I let the silence stretch, then sigh. “Look, I’m a courier. I pick things up, drop them off. No one tells me what’s in the packages. I don’t ask. Asking is how you end up dead.”

Leone’s stare could freeze magma. “Who hired you?”

“I told you. No names. text messages and cash.”

“Describe them.”

“Can’t. Never met face-to-face.” That part’s true. The jobs came through a burner phone that got replaced every two weeks. Voice modulator on the calls. Instructions in clipped, robotic sentences. “Whoever runs it knows how to stay invisible.”

He paces the room now, a lion in a concrete zoo. The guards watch him, not me. Interesting.

“You’re protecting someone,” he says.

“I’m protecting myself. There’s a difference.”

He rounds on me, and for the first time, I see the violence simmering beneath the control. His hands flex like he wants to wrap them around my throat.

“You think this is a game?”

I meet his eyes. “Isn’t it?”

For a second, neither of us moves. Then his fist unclenches. He walks to the door, signals to the guards.

“You’ll stay here until you remember something useful.”

The guards linger after he leaves. Aftershave steps forward, face blank as drywall. “Breakfast will arrive shortly. If you need anything, knock.”

I almost laugh. “Thanks for your concern.”

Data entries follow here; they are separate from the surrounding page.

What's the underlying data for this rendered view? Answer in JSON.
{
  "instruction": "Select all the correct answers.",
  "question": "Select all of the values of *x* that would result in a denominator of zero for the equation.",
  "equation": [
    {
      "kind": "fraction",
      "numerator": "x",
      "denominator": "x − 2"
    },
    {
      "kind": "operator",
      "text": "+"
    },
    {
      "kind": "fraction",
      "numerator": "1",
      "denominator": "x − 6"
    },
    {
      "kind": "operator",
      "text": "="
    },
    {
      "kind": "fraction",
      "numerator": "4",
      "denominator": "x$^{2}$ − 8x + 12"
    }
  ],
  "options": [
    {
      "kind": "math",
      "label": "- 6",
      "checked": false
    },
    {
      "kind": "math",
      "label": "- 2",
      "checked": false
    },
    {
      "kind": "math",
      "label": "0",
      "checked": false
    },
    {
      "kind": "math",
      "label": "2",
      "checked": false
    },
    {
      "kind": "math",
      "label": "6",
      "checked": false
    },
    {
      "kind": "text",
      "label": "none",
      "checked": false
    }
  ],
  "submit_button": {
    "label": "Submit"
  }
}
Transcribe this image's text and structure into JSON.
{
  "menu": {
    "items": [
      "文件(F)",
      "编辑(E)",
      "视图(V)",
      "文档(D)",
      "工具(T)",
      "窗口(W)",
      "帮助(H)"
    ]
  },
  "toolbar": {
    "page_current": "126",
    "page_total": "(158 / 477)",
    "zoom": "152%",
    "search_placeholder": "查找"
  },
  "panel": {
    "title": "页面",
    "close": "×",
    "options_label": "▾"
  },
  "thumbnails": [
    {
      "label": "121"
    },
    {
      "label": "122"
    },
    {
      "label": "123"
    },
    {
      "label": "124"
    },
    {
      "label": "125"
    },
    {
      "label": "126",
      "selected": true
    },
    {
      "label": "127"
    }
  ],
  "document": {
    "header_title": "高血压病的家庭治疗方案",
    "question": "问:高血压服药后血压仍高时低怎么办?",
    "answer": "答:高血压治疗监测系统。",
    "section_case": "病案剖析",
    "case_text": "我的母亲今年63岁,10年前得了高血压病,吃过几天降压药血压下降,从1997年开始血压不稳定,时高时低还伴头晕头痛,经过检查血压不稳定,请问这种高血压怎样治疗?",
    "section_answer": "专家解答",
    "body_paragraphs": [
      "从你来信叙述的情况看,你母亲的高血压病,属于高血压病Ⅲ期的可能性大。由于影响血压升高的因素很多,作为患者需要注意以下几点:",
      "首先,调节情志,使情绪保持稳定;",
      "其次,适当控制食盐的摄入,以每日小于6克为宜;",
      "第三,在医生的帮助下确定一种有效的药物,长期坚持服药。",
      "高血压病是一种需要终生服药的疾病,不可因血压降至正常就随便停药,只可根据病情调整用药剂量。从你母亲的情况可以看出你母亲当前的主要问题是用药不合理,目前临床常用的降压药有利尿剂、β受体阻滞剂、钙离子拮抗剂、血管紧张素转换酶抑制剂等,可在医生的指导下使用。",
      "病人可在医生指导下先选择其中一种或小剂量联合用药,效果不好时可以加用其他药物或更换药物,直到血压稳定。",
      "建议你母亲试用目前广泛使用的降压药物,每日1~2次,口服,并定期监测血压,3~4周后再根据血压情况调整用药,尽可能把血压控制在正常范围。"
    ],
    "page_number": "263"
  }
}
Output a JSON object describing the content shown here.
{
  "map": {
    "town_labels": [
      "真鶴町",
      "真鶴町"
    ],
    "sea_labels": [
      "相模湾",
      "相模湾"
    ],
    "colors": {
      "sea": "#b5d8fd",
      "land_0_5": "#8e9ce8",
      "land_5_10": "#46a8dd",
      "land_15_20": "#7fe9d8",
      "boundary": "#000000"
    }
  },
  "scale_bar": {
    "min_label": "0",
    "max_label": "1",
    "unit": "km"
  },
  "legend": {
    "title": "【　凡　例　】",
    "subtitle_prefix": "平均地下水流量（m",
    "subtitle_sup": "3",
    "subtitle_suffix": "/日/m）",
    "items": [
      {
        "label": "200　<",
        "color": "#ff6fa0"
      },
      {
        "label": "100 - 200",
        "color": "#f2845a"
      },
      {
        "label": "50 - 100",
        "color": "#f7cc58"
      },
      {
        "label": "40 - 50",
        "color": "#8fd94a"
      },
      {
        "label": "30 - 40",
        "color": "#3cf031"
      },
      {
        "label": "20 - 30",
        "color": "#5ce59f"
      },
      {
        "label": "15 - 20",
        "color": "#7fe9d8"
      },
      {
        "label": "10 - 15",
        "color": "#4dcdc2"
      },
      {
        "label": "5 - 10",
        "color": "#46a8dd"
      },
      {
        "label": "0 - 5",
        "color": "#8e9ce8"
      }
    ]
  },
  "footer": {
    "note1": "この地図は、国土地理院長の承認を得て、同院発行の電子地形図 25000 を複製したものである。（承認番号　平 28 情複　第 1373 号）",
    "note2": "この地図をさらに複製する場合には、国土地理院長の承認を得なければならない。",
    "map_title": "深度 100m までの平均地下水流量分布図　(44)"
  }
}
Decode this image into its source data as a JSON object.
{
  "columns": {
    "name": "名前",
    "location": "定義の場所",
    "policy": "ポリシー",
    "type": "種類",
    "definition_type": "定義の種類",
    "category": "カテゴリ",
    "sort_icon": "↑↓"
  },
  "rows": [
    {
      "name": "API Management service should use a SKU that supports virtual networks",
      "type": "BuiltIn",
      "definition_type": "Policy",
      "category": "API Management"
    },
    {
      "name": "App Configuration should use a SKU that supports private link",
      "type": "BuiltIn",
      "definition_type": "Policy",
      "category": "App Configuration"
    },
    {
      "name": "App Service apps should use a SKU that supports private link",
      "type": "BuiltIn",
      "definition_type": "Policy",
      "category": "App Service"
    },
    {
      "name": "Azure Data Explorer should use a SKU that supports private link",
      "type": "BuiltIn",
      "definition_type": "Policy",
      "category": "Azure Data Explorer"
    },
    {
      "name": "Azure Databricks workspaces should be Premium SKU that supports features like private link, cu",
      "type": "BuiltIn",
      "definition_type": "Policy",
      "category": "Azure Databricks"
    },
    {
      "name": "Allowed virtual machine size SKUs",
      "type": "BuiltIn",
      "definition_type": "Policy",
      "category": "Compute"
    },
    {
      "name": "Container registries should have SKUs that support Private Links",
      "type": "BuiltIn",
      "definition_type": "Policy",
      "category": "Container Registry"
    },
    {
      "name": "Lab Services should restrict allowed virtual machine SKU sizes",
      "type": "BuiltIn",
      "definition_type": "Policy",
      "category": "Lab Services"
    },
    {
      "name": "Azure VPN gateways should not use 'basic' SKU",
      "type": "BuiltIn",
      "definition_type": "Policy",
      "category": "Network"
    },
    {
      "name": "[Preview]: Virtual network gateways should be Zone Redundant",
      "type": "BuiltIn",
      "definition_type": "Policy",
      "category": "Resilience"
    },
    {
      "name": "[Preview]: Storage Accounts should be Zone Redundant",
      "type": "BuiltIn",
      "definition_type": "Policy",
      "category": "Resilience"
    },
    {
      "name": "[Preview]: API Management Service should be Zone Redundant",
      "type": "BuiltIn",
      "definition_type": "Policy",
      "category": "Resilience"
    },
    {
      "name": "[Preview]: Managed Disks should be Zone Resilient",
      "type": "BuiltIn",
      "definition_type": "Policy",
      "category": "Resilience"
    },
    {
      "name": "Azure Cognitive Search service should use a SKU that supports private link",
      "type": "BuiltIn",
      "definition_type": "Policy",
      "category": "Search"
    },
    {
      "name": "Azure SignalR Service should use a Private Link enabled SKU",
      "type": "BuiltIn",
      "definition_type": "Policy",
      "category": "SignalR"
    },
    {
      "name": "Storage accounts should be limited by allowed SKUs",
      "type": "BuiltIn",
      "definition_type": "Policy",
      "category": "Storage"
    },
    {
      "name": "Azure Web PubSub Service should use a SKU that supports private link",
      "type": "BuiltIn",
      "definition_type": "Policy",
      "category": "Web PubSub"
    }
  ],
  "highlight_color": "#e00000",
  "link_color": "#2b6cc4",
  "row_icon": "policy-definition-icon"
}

He glances at the decanter still sitting on the table. “Don’t try using that as a weapon.”

“No promises.”

They leave. The lock clicks.

I collapse back onto the bed and replay every second. Leone didn’t buy my act… he’s too controlled, too patient. But he also hasn’t hurt me. Whatever they need, they need me intact to get it.

Intact isn’t the same as free.

I walk to the window and push the heavy curtain aside. The courtyard below is immaculate, geometric, symmetry only psychopaths and billionaires care about. I count six guards patrolling the perimeter in formation, never looking at each other, moving like chess pieces on a timer.

I let the curtain fall and turn back to my gilded prison.

Viktor’s dead. I feel it in my gut, even without confirmation. He warned me, and they caught him, and now he’s a body in a basement or a stain on a concrete floor. He wasn’t a hero. He wasn’t even a good person. But he tried to save me, and that must mean something.